There are two main types of fat in the waist area: Visceral fat, stored under your abdomen between the internal organs. This is the type of belly fat that looks like a “brewer’s belly,” as if the stomach were inflated. But at the same time it’s hard when you touch it.

Subcutaneous fat, on the other hand, is only stored under the skin. It’s what gives her a flabby, fluttering belly.
Both types of fat can be detrimental to health, but visceral fat even more so.

The next question is what we all do, how can I maintain the physical? The answer is simple: a combination of cardiovascular exercise and strength training combined with a low-fat diet.

Choose Low Glycemic

Carbohydrates Carbohydrates that have a high glycemic index(GI). The scale that measures the effect of carbohydrates on blood glucose levels. 70-160 is high, 56-69 is medium, and 55 or below is low. The higher the glycemic index, the higher the levels of glucose in the blood, which in turn prompts the pancreas to release large amounts of insulin.  

Insulin is necessary for the body to use glucose for energy, but large amounts of insulin promote the storage of fat in the body. Conversely, low glycemic index carbohydrates, which will take much longer to digest, the increase in blood glucose will be lower and therefore, also, less insulin release. In addition, low GI foods reduce anxiety because they provide the body with a slow and steady supply of energy.

Any source of carbohydrate will increase belly fat if the amount of calories ingested is large enough to increase insulin. However, simply having too many calories increases fat, too. The extra calories have to be stored somewhere and the first place of your body where they are placed is around your stomach and organs in the visceral cavity.

How to Switch to a Low GI Diet

The basic technique for eating in the form of the indications is simply by switching from high GI carbohydrates to low GI carbohydrates. For example:
-Use breakfast made of oats, barley and bran cereals -Use bread with whole grains.
-Reduce the amount of potatoes.
-Enjoy all other types of fruits and vegetables.
-Use basmati arrox.
-Enjoy the pasta.
“Eat lots of vegetables.”

One study indicates that, the liver is a key organ in mediating weight gain induced by excess carbohydrates.

Beware of fats

Fat contains more than twice as many calories as protein or grapescarbohydrates. One gram of fat provides 9 calories (39kJ), while one gram of carbohydrates or protein contains 4 calories (16.8kJ). Fat also has a low thermogenic effect, meaning the body uses very little energy for its decomposition. By contrast, the protein has a high thermogenic effect, which means that the body burns a significant portion of the calories provided by a protein rich meal in the process of breaking down and digesting it.

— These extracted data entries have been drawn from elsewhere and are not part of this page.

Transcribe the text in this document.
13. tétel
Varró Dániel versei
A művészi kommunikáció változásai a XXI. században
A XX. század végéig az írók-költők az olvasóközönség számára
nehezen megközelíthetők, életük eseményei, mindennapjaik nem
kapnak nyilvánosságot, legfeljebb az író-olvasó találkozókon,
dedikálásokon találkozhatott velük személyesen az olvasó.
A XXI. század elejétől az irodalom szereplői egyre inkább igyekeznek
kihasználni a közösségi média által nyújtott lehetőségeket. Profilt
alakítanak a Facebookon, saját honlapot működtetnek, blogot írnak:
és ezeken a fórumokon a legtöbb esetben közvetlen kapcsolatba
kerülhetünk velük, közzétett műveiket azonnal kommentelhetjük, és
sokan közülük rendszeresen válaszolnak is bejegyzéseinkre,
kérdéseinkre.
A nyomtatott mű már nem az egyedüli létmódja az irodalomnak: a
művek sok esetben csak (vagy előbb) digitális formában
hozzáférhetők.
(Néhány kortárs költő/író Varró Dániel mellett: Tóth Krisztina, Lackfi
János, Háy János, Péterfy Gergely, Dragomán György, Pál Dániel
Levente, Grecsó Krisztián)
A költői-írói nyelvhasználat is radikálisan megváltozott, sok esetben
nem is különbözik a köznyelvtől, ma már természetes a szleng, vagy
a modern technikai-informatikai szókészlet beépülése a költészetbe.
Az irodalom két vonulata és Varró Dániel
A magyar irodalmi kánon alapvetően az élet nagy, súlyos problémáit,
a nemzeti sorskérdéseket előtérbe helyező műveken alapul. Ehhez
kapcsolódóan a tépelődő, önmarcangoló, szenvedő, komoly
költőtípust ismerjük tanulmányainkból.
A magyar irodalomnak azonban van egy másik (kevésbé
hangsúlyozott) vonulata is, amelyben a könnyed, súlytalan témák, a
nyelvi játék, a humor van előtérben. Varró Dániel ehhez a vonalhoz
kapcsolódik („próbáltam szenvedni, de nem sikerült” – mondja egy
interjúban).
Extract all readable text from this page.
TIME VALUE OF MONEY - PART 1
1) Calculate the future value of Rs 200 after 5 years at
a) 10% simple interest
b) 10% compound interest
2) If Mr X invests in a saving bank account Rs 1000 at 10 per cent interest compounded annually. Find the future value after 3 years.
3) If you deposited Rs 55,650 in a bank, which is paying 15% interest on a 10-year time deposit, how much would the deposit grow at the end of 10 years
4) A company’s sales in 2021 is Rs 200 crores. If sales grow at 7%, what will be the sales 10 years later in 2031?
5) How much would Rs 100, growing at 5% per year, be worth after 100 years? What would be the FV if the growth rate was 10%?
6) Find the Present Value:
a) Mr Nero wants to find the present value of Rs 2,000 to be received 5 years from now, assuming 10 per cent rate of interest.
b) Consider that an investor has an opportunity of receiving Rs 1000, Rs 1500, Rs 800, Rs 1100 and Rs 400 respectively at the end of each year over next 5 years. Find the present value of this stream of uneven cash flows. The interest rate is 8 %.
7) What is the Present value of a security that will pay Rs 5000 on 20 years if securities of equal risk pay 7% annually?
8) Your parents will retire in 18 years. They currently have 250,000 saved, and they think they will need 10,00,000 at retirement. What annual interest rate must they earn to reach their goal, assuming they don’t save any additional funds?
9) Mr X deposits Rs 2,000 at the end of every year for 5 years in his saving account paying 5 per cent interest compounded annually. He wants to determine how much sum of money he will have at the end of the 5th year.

At the same time, it is important not to completely eliminate all fats from the diet. Essential fatty acids found in large quantities in foods such as nuts, seeds, fatty fish and whole grains are absolutely necessary for the proper functioning of the body. These fats can not be synthesized by the body and therefore must be obtained through diet.

On the contrary, saturated fats found in animal foods such as meat and dairy products should be avoided. These fats have been shown to promote fat accumulation and weight gain. The body needs saturated fats in very small amounts for some particular purposes, but the body is able to synthesize its own saturated fatty acids when needed. Trans fats, formed in a chemical process that food manufacturers use to convert liquid oils into solid fats, should be avoided, even when total caloric intake is controlled. They are most often found in fried foods, shortening, margarine, biscuits, chips and baked goods.

Other factors that may play an important role are: –
-Excess consumption of calories.
-Alcohol consumption.
– Dining before bed.
– Physical activity.
-Too much stress.
-Lack of sleep.
– Menopause and hormonal irregularity.

Brake now, before things slip out of your hands. Practice moderate exercise for 30 minutes a day. Find an activity that makes you enjoy yourself, such as swimming, walking or dancing. Making lifestyle changes and including exercise in your daily routine does not mean you have to go to the gym or run a marathon.